Après un parcours analytique, un sujet peut saisir la puissance d’un infime éprouvé, les conséquences subjectives de ce qui a chatouillé son être. Il arrive qu’une femme en analyse puisse passer de la jouissance du mensonge, de la jouissance du silence, à une souplesse inédite, à une souplesse du dire. Un acquiescement à ce qui se saisit dans un va et vient.

Lisez ce numéro de Midite comme une promenade dans cette zone de la jouissance Autre, les auteurs nous frayent un chemin : Armand Zaloszyc pousse la porte avec entrain et un brin de provocation : « La femme a une jouissance supplémentaire. Ça dépend ». Yves Depelsenaire avance en tenant la main des poètes, à partir de la citation d’Henry Michaux « la femme entre centre et absence », il extrait la lumière venant du signifiant « entre », Céline Menghi, donne un aperçu d’une femme « étirant les mots jusqu’à l’impossible », Nathalie Castagné, chauffe le paysage au feu de Carmen, une femme « qui fait scandale et dépasse les bornes », Catherine Heule, pour sa part, emprunte le chemin du jardin de l’ogre, en montrant que Leïla Slimani sait quelque chose du non limitée de la jouissance féminine.

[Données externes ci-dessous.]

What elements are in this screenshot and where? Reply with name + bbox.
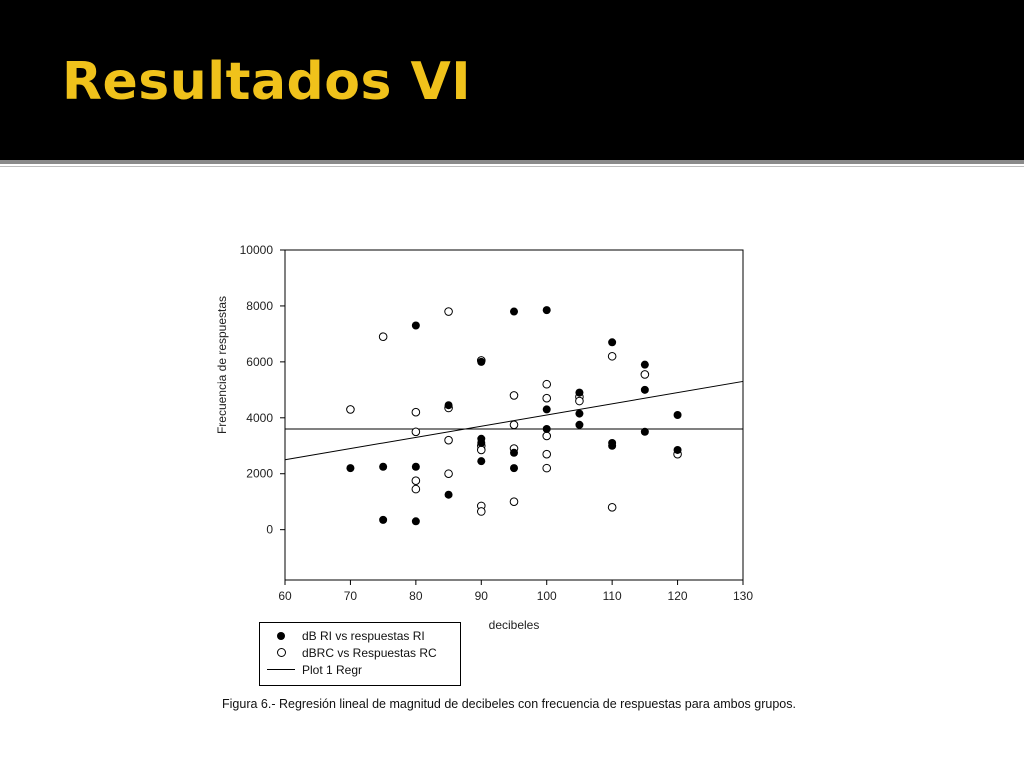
y-tick-label: 4000 [246, 411, 273, 425]
scatter-point-open [378, 332, 388, 341]
scatter-point-filled [411, 321, 420, 330]
scatter-point-open [509, 391, 519, 400]
plot-frame [284, 249, 744, 581]
legend-label: Plot 1 Regr [302, 662, 363, 677]
chart-legend: dB RI vs respuestas RI dBRC vs Respuesta… [259, 622, 461, 686]
scatter-point-filled [542, 424, 551, 433]
scatter-point-filled [575, 420, 584, 429]
scatter-point-filled [673, 445, 682, 454]
scatter-point-filled [640, 427, 649, 436]
scatter-point-open [411, 407, 421, 417]
slide-title: Resultados VI [62, 52, 472, 112]
line-icon [267, 669, 295, 670]
scatter-point-open [444, 435, 453, 445]
slide-header: Resultados VI [0, 0, 1024, 160]
filled-circle-icon [277, 631, 285, 640]
scatter-point-open [509, 420, 519, 430]
scatter-point-open [640, 370, 650, 379]
scatter-point-filled [477, 457, 486, 466]
scatter-point-open [607, 351, 617, 361]
scatter-point-open [476, 507, 486, 516]
scatter-point-filled [542, 405, 551, 414]
scatter-point-filled [673, 411, 682, 419]
scatter-point-filled [608, 441, 617, 450]
scatter-point-filled [444, 490, 453, 499]
header-divider [0, 160, 1024, 164]
scatter-point-open [411, 484, 421, 494]
scatter-point-open [509, 497, 519, 506]
scatter-point-open [542, 393, 552, 403]
legend-item-open: dBRC vs Respuestas RC [266, 644, 454, 661]
scatter-point-filled [510, 307, 518, 316]
header-divider-thin [0, 166, 1024, 167]
scatter-point-open [444, 307, 453, 316]
y-axis-title: Frecuencia de respuestas [215, 296, 229, 434]
scatter-point-filled [608, 338, 617, 347]
scatter-point-filled [379, 462, 388, 471]
scatter-point-open [575, 396, 584, 406]
x-tick-label: 100 [537, 589, 557, 603]
x-tick-label: 110 [603, 589, 622, 603]
scatter-point-filled [542, 306, 551, 315]
scatter-point-open [444, 469, 453, 479]
scatter-point-open [542, 379, 552, 389]
scatter-point-open [411, 427, 421, 437]
scatter-point-filled [411, 517, 420, 526]
legend-item-line: Plot 1 Regr [266, 661, 454, 678]
scatter-point-filled [346, 464, 355, 473]
scatter-point-filled [640, 385, 649, 394]
x-tick-label: 80 [409, 589, 423, 603]
y-tick-label: 6000 [246, 355, 273, 369]
scatter-point-filled [640, 360, 649, 369]
scatter-point-open [607, 502, 617, 512]
scatter-point-filled [379, 515, 388, 524]
y-tick-label: 10000 [240, 243, 274, 257]
scatter-point-open [542, 449, 552, 459]
scatter-point-open [542, 431, 552, 441]
scatter-point-open [346, 405, 355, 414]
scatter-point-filled [575, 388, 584, 397]
x-axis-title: decibeles [489, 618, 540, 632]
legend-label: dB RI vs respuestas RI [302, 628, 425, 643]
scatter-point-filled [477, 357, 486, 366]
scatter-point-open [476, 445, 486, 455]
legend-label: dBRC vs Respuestas RC [302, 645, 437, 660]
scatter-point-open [542, 463, 552, 473]
x-tick-label: 60 [278, 589, 292, 603]
scatter-point-filled [411, 462, 420, 471]
x-tick-label: 70 [344, 589, 358, 603]
scatter-point-filled [510, 448, 518, 457]
open-circle-icon [276, 648, 286, 657]
y-tick-label: 8000 [246, 299, 273, 313]
legend-item-filled: dB RI vs respuestas RI [266, 627, 454, 644]
x-tick-label: 120 [668, 589, 688, 603]
figure-caption: Figura 6.- Regresión lineal de magnitud … [222, 697, 796, 711]
scatter-point-filled [444, 401, 453, 410]
scatter-point-filled [510, 464, 518, 473]
scatter-point-filled [575, 409, 584, 418]
scatter-point-filled [477, 438, 486, 447]
y-tick-label: 2000 [246, 467, 273, 481]
x-tick-label: 130 [733, 589, 753, 603]
y-tick-label: 0 [266, 523, 273, 537]
x-tick-label: 90 [475, 589, 489, 603]
scatter-point-open [411, 476, 421, 486]
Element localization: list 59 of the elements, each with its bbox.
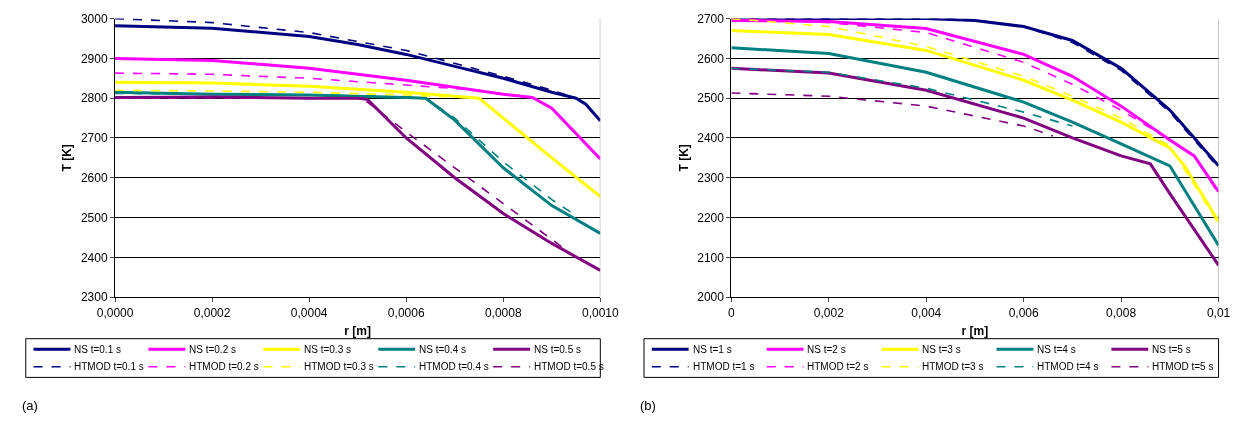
legend-label: NS t=2 s (807, 344, 846, 355)
y-axis-title: T [K] (676, 144, 691, 172)
y-tick-label: 2300 (697, 170, 725, 185)
legend-label: NS t=5 s (1152, 344, 1191, 355)
legend-label: NS t=0.4 s (419, 344, 466, 355)
legend-label: NS t=0.3 s (304, 344, 351, 355)
x-tick-label: 0 (728, 305, 735, 320)
legend-label: NS t=0.1 s (74, 344, 121, 355)
legend-label: NS t=4 s (1037, 344, 1076, 355)
y-tick-label: 2300 (80, 290, 108, 305)
x-tick-label: 0,0010 (581, 305, 619, 320)
y-tick-label: 2600 (697, 51, 725, 66)
x-axis-title: r [m] (961, 324, 989, 339)
line-series (731, 66, 1219, 267)
legend-label: HTMOD t=5 s (1152, 361, 1214, 372)
line-series (115, 80, 601, 198)
legend-label: HTMOD t=4 s (1037, 361, 1099, 372)
y-axis-title: T [K] (60, 144, 75, 172)
legend-label: HTMOD t=1 s (693, 361, 755, 372)
line-series (731, 92, 1054, 137)
legend-label: HTMOD t=0.3 s (304, 361, 374, 372)
y-tick-label: 2700 (80, 131, 108, 146)
legend-label: HTMOD t=0.1 s (74, 361, 144, 372)
x-tick-label: 0,0002 (193, 305, 231, 320)
legend-label: HTMOD t=2 s (807, 361, 869, 372)
legend-label: NS t=1 s (693, 344, 732, 355)
x-tick-label: 0,0006 (387, 305, 425, 320)
legend-label: NS t=0.5 s (534, 344, 581, 355)
legend-label: HTMOD t=0.5 s (534, 361, 604, 372)
line-series (731, 46, 1219, 247)
y-tick-label: 3000 (80, 11, 108, 26)
y-tick-label: 2800 (80, 91, 108, 106)
line-series (115, 56, 601, 161)
y-tick-label: 2700 (697, 11, 725, 26)
x-tick-label: 0,006 (1008, 305, 1040, 320)
x-tick-label: 0,008 (1106, 305, 1137, 320)
text: (b) (640, 398, 656, 413)
y-tick-label: 2100 (697, 250, 725, 265)
x-tick-label: 0,004 (911, 305, 942, 320)
legend-label: NS t=3 s (922, 344, 961, 355)
legend-label: HTMOD t=0.4 s (419, 361, 489, 372)
y-tick-label: 2400 (80, 250, 108, 265)
x-tick-label: 0,0004 (290, 305, 328, 320)
y-tick-label: 2000 (697, 290, 725, 305)
y-tick-label: 2600 (80, 170, 108, 185)
text: (a) (22, 398, 38, 413)
x-tick-label: 0,0008 (484, 305, 522, 320)
x-tick-label: 0,002 (813, 305, 845, 320)
y-tick-label: 2200 (697, 210, 725, 225)
y-tick-label: 2400 (697, 131, 725, 146)
legend-label: NS t=0.2 s (189, 344, 236, 355)
y-tick-label: 2500 (80, 210, 108, 225)
legend-label: HTMOD t=3 s (922, 361, 984, 372)
y-tick-label: 2500 (697, 91, 725, 106)
x-axis-title: r [m] (344, 324, 372, 339)
x-tick-label: 0,01 (1206, 305, 1231, 320)
y-tick-label: 2900 (80, 51, 108, 66)
x-tick-label: 0,0000 (96, 305, 134, 320)
legend-label: HTMOD t=0.2 s (189, 361, 259, 372)
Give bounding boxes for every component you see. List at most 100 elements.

Et enfin, à la fin du voyage, accompagnés par la belle lecture du film Mal de Pierre de Nicole Garcia, nous retrouvons une ponctuation de Victor Rodriguez : « le secret (d’une femme), équivaut au fantasme et il est, pour (elle), la tentative de faire Un avec l’Autre, une façon de croire au rapport qui existerait entre les sexes ».

Bonne promenade.

 

[1] Lacan J., le Séminaire, livre XVII, L’envers de la psychanalyse, Paris, Seuil, 1991, p. 89.

[2] Romains J., Knock, Paris, Gallimard, 1924, p. 62.